Esa noche, Peter se sentó frente a mí en la mesa de la cocina.
—Lo estás haciendo. Manteniéndote firme.
Suspiré. —Debería haberlo hecho antes.
—Lo estás haciendo ahora. Eso es lo que importa.
Hizo una pausa y luego añadió algo inesperado.
—Cuando estés lista, no tienes que seguir casada conmigo. No me opondré. Ese nunca fue el objetivo.
—¿Qué? ¿Entonces cuál era?
Me miró a los ojos.
—Asegurarme de que llegaras hasta aquí.
Esa misma tarde, me quedé en el patio trasero mientras Jonathan y Lila jugaban.
Se reían, corriendo en círculos como si nada hubiera cambiado.
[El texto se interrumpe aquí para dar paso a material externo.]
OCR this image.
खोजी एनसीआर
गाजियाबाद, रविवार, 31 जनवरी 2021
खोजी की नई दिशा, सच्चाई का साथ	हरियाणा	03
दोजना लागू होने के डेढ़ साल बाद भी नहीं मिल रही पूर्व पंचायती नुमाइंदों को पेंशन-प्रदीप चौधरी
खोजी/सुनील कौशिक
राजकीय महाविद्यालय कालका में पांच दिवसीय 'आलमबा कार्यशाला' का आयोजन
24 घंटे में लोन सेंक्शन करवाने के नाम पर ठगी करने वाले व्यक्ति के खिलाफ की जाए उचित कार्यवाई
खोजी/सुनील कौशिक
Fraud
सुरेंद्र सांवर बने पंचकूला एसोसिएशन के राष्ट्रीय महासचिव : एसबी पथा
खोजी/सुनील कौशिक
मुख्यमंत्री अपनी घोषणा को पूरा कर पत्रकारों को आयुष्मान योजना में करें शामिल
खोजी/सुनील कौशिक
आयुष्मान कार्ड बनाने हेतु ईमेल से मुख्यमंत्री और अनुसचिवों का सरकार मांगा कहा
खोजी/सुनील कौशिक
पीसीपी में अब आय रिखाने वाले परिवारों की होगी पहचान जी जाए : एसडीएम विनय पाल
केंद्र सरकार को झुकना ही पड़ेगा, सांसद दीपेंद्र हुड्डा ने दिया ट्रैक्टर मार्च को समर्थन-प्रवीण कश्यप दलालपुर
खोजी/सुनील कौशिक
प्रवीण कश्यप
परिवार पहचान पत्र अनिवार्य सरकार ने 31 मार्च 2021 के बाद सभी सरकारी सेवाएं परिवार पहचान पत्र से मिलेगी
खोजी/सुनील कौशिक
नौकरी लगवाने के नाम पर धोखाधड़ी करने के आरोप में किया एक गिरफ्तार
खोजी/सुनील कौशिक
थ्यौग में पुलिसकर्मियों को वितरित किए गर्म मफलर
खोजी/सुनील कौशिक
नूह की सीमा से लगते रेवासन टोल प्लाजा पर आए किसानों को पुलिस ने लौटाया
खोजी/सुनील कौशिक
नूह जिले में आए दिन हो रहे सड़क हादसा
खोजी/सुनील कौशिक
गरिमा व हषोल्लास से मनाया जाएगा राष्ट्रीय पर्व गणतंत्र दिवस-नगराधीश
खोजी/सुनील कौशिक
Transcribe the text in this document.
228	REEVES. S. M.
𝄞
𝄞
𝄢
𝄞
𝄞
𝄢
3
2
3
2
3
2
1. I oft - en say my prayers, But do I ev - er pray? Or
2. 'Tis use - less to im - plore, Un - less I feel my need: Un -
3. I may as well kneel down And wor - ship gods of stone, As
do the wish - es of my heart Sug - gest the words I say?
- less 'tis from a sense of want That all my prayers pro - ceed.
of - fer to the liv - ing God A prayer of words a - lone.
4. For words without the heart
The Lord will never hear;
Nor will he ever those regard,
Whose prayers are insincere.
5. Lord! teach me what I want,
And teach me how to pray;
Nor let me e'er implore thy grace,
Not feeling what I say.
Los observé durante un buen rato.
Y por primera vez en años, no sentí que apenas me aferraba a la vida.
Me sentí firme.
Presente.
Con los pies en la tierra.
Y me di cuenta de que Peter no me había salvado.
Simplemente había cumplido una promesa.
Y por fin había aprendido a ocupar mi lugar.